Why not return to the paradigm where a buyer puts down 20%? It insures that the buyer was culturally capable of working to save a down payment. The buyer then has skin in the game and won't abandon and trash a 0% down property bought all with other people's money.
PeterParker
2.1 / 5 (7) Jun 24, 2013
"Why not return to the paradigm where a buyer puts down 20%?" -- Philw

Because the free market always decides what is best for the market and hence for society.
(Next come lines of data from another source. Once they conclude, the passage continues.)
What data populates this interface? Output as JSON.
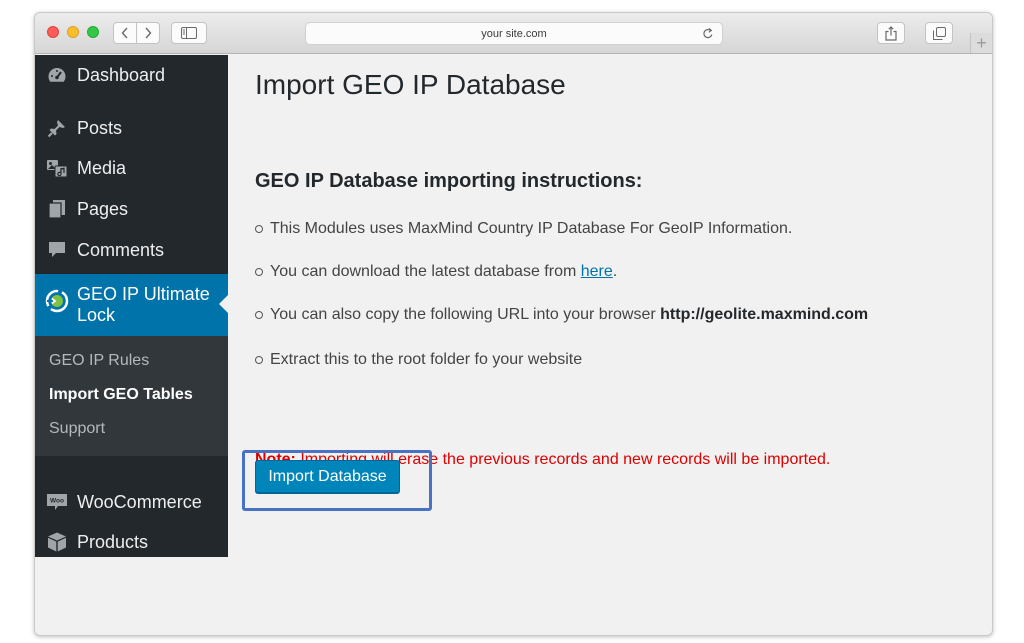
{
  "browser": {
    "url": "your site.com"
  },
  "sidebar": {
    "items": [
      {
        "label": "Dashboard",
        "icon": "dashboard-icon"
      },
      {
        "label": "Posts",
        "icon": "pin-icon"
      },
      {
        "label": "Media",
        "icon": "media-icon"
      },
      {
        "label": "Pages",
        "icon": "pages-icon"
      },
      {
        "label": "Comments",
        "icon": "comment-icon"
      },
      {
        "label": "GEO IP Ultimate Lock",
        "icon": "geo-ip-icon"
      },
      {
        "label": "WooCommerce",
        "icon": "woocommerce-icon"
      },
      {
        "label": "Products",
        "icon": "box-icon"
      }
    ],
    "submenu": [
      {
        "label": "GEO IP Rules"
      },
      {
        "label": "Import GEO Tables"
      },
      {
        "label": "Support"
      }
    ],
    "woo_badge": "Woo"
  },
  "main": {
    "title": "Import GEO IP Database",
    "section_title": "GEO IP Database importing instructions:",
    "instructions": {
      "line1": "This Modules uses MaxMind Country IP Database For GeoIP Information.",
      "line2_prefix": "You can download the latest database from ",
      "line2_link": "here",
      "line2_suffix": ".",
      "line3_prefix": "You can also copy the following URL into your browser ",
      "line3_url": "http://geolite.maxmind.com",
      "line4": "Extract this to the root folder fo your website"
    },
    "note_label": "Note:",
    "note_text": " Importing will erase the previous records and new records will be imported.",
    "import_button": "Import Database"
  },
  "colors": {
    "sidebar_bg": "#23282d",
    "active_bg": "#0073aa",
    "button_bg": "#0085ba",
    "note_red": "#dd0000",
    "highlight_border": "#4a72c2"
  }
}
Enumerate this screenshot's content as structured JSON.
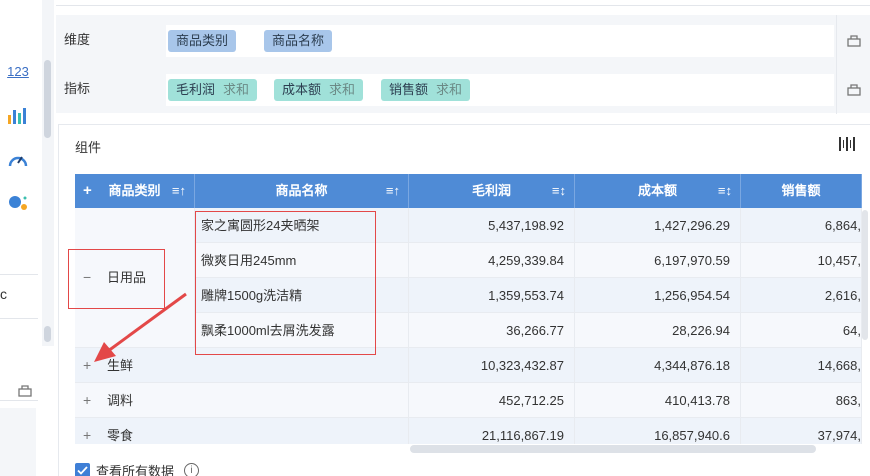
{
  "left_panel": {
    "icons": [
      "number-icon",
      "bar-chart-icon",
      "gauge-icon",
      "scatter-icon"
    ],
    "number_icon_text": "123",
    "cut_text": "c"
  },
  "dimension_row": {
    "label": "维度",
    "chips": [
      "商品类别",
      "商品名称"
    ]
  },
  "metric_row": {
    "label": "指标",
    "chips": [
      {
        "name": "毛利润",
        "agg": "求和"
      },
      {
        "name": "成本额",
        "agg": "求和"
      },
      {
        "name": "销售额",
        "agg": "求和"
      }
    ]
  },
  "component": {
    "title": "组件"
  },
  "table": {
    "headers": {
      "plus": "+",
      "category": "商品类别",
      "name": "商品名称",
      "profit": "毛利润",
      "cost": "成本额",
      "sales": "销售额"
    },
    "expanded_group": {
      "category": "日用品",
      "collapse_symbol": "−",
      "rows": [
        {
          "name": "家之寓圆形24夹晒架",
          "profit": "5,437,198.92",
          "cost": "1,427,296.29",
          "sales": "6,864,"
        },
        {
          "name": "微爽日用245mm",
          "profit": "4,259,339.84",
          "cost": "6,197,970.59",
          "sales": "10,457,"
        },
        {
          "name": "雕牌1500g洗洁精",
          "profit": "1,359,553.74",
          "cost": "1,256,954.54",
          "sales": "2,616,"
        },
        {
          "name": "飘柔1000ml去屑洗发露",
          "profit": "36,266.77",
          "cost": "28,226.94",
          "sales": "64,"
        }
      ]
    },
    "collapsed_groups": [
      {
        "category": "生鲜",
        "expand_symbol": "+",
        "profit": "10,323,432.87",
        "cost": "4,344,876.18",
        "sales": "14,668,"
      },
      {
        "category": "调料",
        "expand_symbol": "+",
        "profit": "452,712.25",
        "cost": "410,413.78",
        "sales": "863,"
      },
      {
        "category": "零食",
        "expand_symbol": "+",
        "profit": "21,116,867.19",
        "cost": "16,857,940.6",
        "sales": "37,974,"
      }
    ]
  },
  "footer": {
    "view_all_label": "查看所有数据",
    "checked": true
  },
  "colors": {
    "header_blue": "#4f8bd6",
    "dimension_chip": "#a8c6ea",
    "metric_chip": "#a0e1d9",
    "annotation_red": "#e34848"
  }
}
A free market never makes errors and is perfect in every way.

This is true by definition. If there are problems it is by definition the fault of something else.
alfie_null
5 / 5 (3) Jun 25, 2013
Perhaps loan applications will soon include a math test.

And then some enterprising guy will cook up study guides for "passing" your loan application.
mrmortgage
5 / 5 (1) Jun 25, 2013
The 2008 mortgage crash was a sad day for the USA and the world. I do not profess to have all the answers but I can tell you a huge part of the problem was and still is, the educational system in the USA and in Canada. Math and Science should be taught by teachers well versed in those disciplines. Sadly that is an ideal position to be realized in both countries. I have been presenting mortgage seminars for over 25 years concerning all aspects of mortgages, loans and interest calculations and the level of ignorance, in both countries, is astonishing!

My favourite line is that there are no frigid women, just lousy lovers. The same can be said of students willing to learn. There are no stupid students who cannot grasp math .. just lousy teachers. Mortgage mathematics should be the last course given to students who complete their grade 12 (in Canada) but its NOT. High School Mathematics and Science too often are options in both countries.
ron cirotto
philw1776
1 / 5 (5) Jun 29, 2013
I volunteer as a math helper in NH middle schools. One thing that impressed me is a seminar given by the "computer guy" to the kids. Using pages he's linked to various databases, etc. he has kids pick their future profession, look up std salary data, find an apartment in their chosen city, etc. and then do a budget which includes nasty stuff like payroll withholding taxes. Kids invariably overspend on nice places in high cost cities and go ballistic with the tax bite as reality intrudes.